If you’re checking the iPad after every pitch, trying to celebrate your high spin rate, well maybe that’s too excessive, Wordekemper said. Same goes for a hitter obsessing over how hard he hit a ball.
Wordekemper said the goal is to use the numbers to help diagnose a problem and work toward a solution.
“I think it can help the kids figure out what type of player they are,” Wordekemper said. “They’re getting to their peak performance level faster.”
Anything to help Creighton gain an advantage.
This program’s success under coach Ed Servais has always been rooted in its ability to help players maximize their talent — and the Jays appear to be on an upward trend.
They had six players off their 2019 NCAA regional team selected in the subsequent major league draft. CU will compete for a second-straight NCAA tournament bid at the Big East tournament beginning Thursday in Mason, Ohio.
Wolak won’t be on hand this week, though. He graduated with a new job lined up.
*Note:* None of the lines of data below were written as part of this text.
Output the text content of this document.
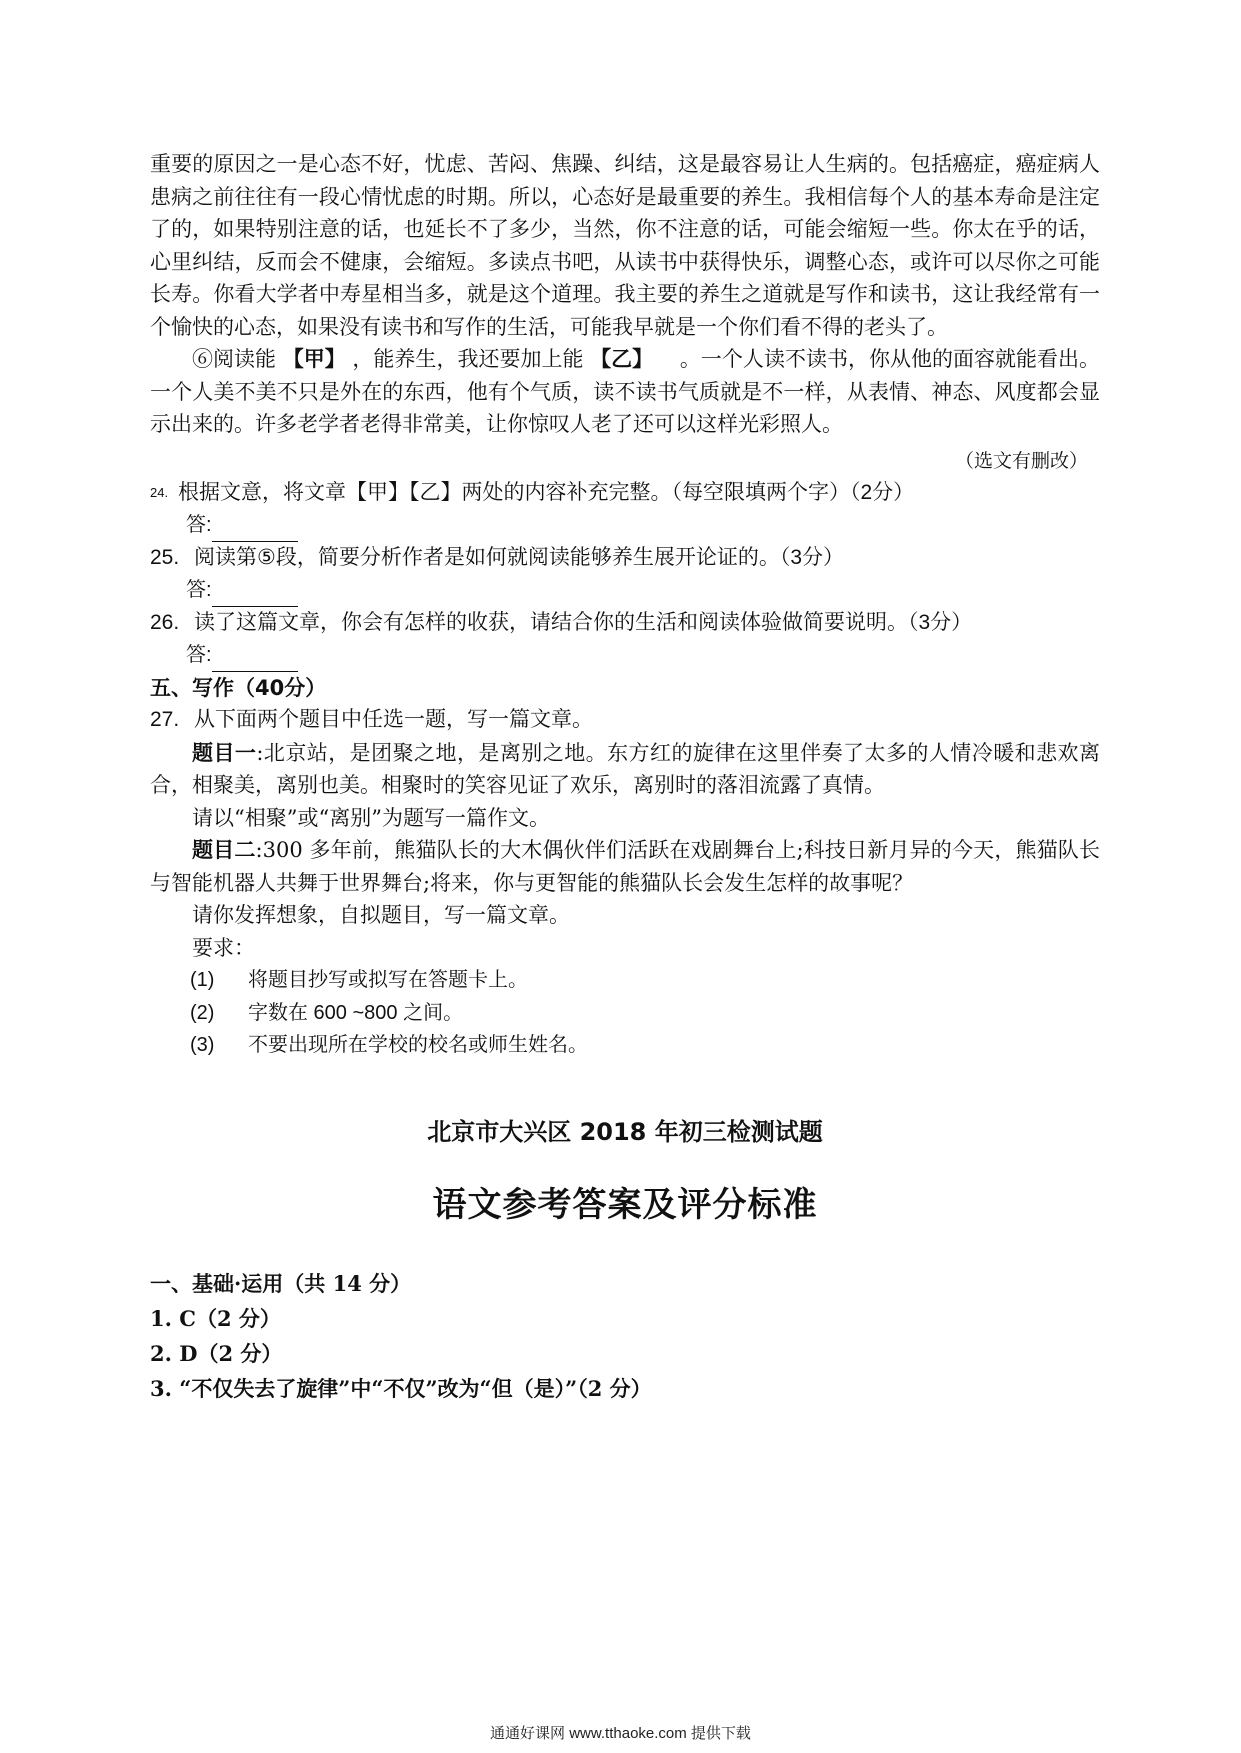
重要的原因之一是心态不好，忧虑、苦闷、焦躁、纠结，这是最容易让人生病的。包括癌症，癌症病人患病之前往往有一段心情忧虑的时期。所以，心态好是最重要的养生。我相信每个人的基本寿命是注定了的，如果特别注意的话，也延长不了多少，当然，你不注意的话，可能会缩短一些。你太在乎的话，心里纠结，反而会不健康，会缩短。多读点书吧，从读书中获得快乐，调整心态，或许可以尽你之可能长寿。你看大学者中寿星相当多，就是这个道理。我主要的养生之道就是写作和读书，这让我经常有一个愉快的心态，如果没有读书和写作的生活，可能我早就是一个你们看不得的老头了。

⑥阅读能 【甲】 ，能养生，我还要加上能 【乙】 。一个人读不读书，你从他的面容就能看出。一个人美不美不只是外在的东西，他有个气质，读不读书气质就是不一样，从表情、神态、风度都会显示出来的。许多老学者老得非常美，让你惊叹人老了还可以这样光彩照人。

（选文有删改）

24. 根据文意，将文章【甲】【乙】两处的内容补充完整。（每空限填两个字）（2分）

答:

25. 阅读第⑤段，简要分析作者是如何就阅读能够养生展开论证的。（3分）

答:

26. 读了这篇文章，你会有怎样的收获，请结合你的生活和阅读体验做简要说明。（3分）

答:

五、写作（40分）

27. 从下面两个题目中任选一题，写一篇文章。

题目一:北京站，是团聚之地，是离别之地。东方红的旋律在这里伴奏了太多的人情冷暖和悲欢离合，相聚美，离别也美。相聚时的笑容见证了欢乐，离别时的落泪流露了真情。

请以“相聚”或“离别”为题写一篇作文。

题目二:300 多年前，熊猫队长的大木偶伙伴们活跃在戏剧舞台上;科技日新月异的今天，熊猫队长与智能机器人共舞于世界舞台;将来，你与更智能的熊猫队长会发生怎样的故事呢？

请你发挥想象，自拟题目，写一篇文章。

要求：

(1) 将题目抄写或拟写在答题卡上。
(2) 字数在 600 ~800 之间。
(3) 不要出现所在学校的校名或师生姓名。
北京市大兴区 2018 年初三检测试题
语文参考答案及评分标准

一、基础·运用（共 14 分）

1. C（2 分）

2. D（2 分）

3. “不仅失去了旋律”中“不仅”改为“但（是）”（2 分）

通通好课网 www.tthaoke.com 提供下载
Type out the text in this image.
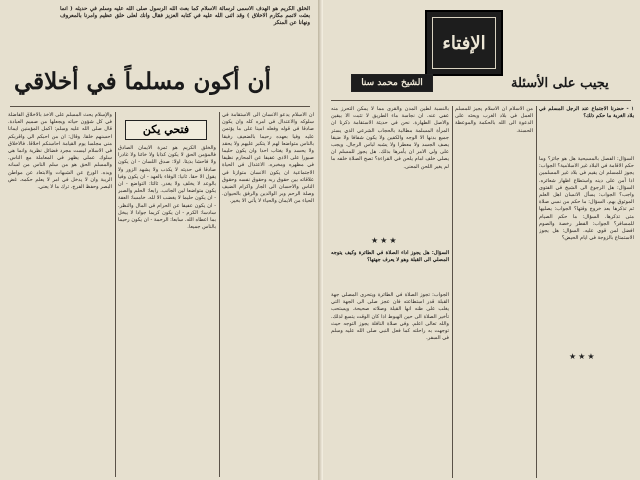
الخلق الكريم هو الهدف الاسمى لرسالة الاسلام كما بعث الله الرسول صلى الله عليه وسلم في حديثه ( انما بعثت لاتمم مكارم الاخلاق ) وقد اثنى الله عليه في كتابه العزيز فقال وانك لعلى خلق عظيم وامرنا بالمعروف ونهانا عن المنكر
أن أكون مسلماً في أخلاقي
فتحي يكن
والإسلام يحث المسلم على الاخذ بالاخلاق الفاضلة في كل شؤون حياته ويجعلها من صميم العبادة. قال صلى الله عليه وسلم: اكمل المؤمنين ايمانا احسنهم خلقا. وقال: ان من احبكم الي واقربكم مني مجلسا يوم القيامة احاسنكم اخلاقا. فالاخلاق في الاسلام ليست مجرد فضائل نظرية وانما هي سلوك عملي يظهر في المعاملة مع الناس. والمسلم الحق هو من سلم الناس من لسانه ويده. الورع عن الشبهات والابتعاد عن مواطن الريبة وان لا يدخل في امر لا يعلم حكمه. غض البصر وحفظ الفرج. ترك ما لا يعني.
والخلق الكريم هو ثمرة الايمان الصادق فالمؤمن الحق لا يكون كذابا ولا خائنا ولا غادرا ولا فاحشا بذيئا. اولا: صدق اللسان - ان يكون صادقا في حديثه لا يكذب ولا يشهد الزور ولا يقول الا حقا. ثانيا: الوفاء بالعهد - ان يكون وفيا بالوعد لا يخلف ولا يغدر. ثالثا: التواضع - ان يكون متواضعا لين الجانب. رابعا: الحلم والصبر - ان يكون حليما لا يغضب الا لله. خامسا: العفة - ان يكون عفيفا عن الحرام في المال والنظر. سادسا: الكرم - ان يكون كريما جوادا لا يبخل بما اعطاه الله. سابعا: الرحمة - ان يكون رحيما بالناس جميعا.
ان الاسلام يدعو الانسان الى الاستقامة في سلوكه والاعتدال في امره كله وان يكون صادقا في قوله وفعله امينا على ما يؤتمن عليه وفيا بعهده رحيما بالضعيف رفيقا بالناس متواضعا لهم لا يتكبر عليهم ولا يحقد ولا يحسد ولا يغتاب احدا وان يكون حليما صبورا على الاذى عفيفا عن المحارم نظيفا في مظهره ومخبره. الاعتدال في الحياة الاجتماعية ان يكون الانسان متوازنا في علاقاته بين حقوق ربه وحقوق نفسه وحقوق الناس والاحسان الى الجار واكرام الضيف وصلة الرحم وبر الوالدين والرفق بالحيوان. الحياء من الايمان والحياء لا يأتي الا بخير.
الإفتاء
يجيب على الأسئلة
الشيخ محمد سنا
بالنسبة لطين المدن والقرى مما لا يمكن التحرز منه عفي عنه. ان نجاسة ماء الطريق لا تثبت الا بيقين والاصل الطهارة. نحن في حديثة الاستقامة ذكرنا ان المرأة المسلمة مطالبة بالحجاب الشرعي الذي يستر جميع بدنها الا الوجه والكفين ولا يكون شفافا ولا ضيقا يصف الجسد ولا معطرا ولا يشبه لباس الرجال. ويجب على ولي الامر ان يأمرها بذلك. هل يجوز للمسلم ان يصلي خلف امام يلحن في القراءة؟ تصح الصلاة خلفه ما لم يغير اللحن المعنى.
★★★
السؤال: هل يجوز اداء الصلاة في الطائرة وكيف يتوجه المصلي الى القبلة وهو لا يعرف جهتها؟
الجواب: تجوز الصلاة في الطائرة ويتحرى المصلي جهة القبلة قدر استطاعته فان عجز صلى الى الجهة التي يغلب على ظنه انها القبلة وصلاته صحيحة. ويستحب تأخير الصلاة الى حين الهبوط اذا كان الوقت يتسع لذلك. والله تعالى اعلم. وفي صلاة النافلة يجوز التوجه حيث توجهت به راحلته كما فعل النبي صلى الله عليه وسلم في السفر.
من الاسلام ان الاسلام يجيز للمسلم العمل في بلاد الغرب ويحثه على الدعوة الى الله بالحكمة والموعظة الحسنة.
١ - حضرنا الاجتماع عند الرجل المسلم في بلاد الغربة ما حكم ذلك؟
السؤال: الفصل بالمسيحية هل هو جائز؟ وما حكم الاقامة في البلاد غير الاسلامية؟ الجواب: يجوز للمسلم ان يقيم في بلاد غير المسلمين اذا أمن على دينه واستطاع اظهار شعائره. السؤال: هل الرجوع الى الشيخ في الفتوى واجب؟ الجواب: يسأل الانسان اهل العلم الموثوق بهم. السؤال: ما حكم من نسي صلاة ثم تذكرها بعد خروج وقتها؟ الجواب: يصليها متى تذكرها. السؤال: ما حكم الصيام للمسافر؟ الجواب: الفطر رخصة والصوم افضل لمن قوي عليه. السؤال: هل يجوز الاستمتاع بالزوجة في ايام الحيض؟
★★★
But he hopes the student-led analytics team can continue to build off what it has established. They’ve increased their presence on Twitter (@CreightonBAT). A website is next. Maybe they can even work this extracurricular activity into the curriculum someday.
Analytics do have some limitations, but it’s part of the sport now. And CU’s embracing that.
“I think sometimes there’s a misunderstanding of analytics,” Wolak said. “It’s really not trying to find things that are new in the game. It’s trying to understand things that people who’ve been around the game for decades probably have already figured out. But you don’t have to play as much of a guessing game.”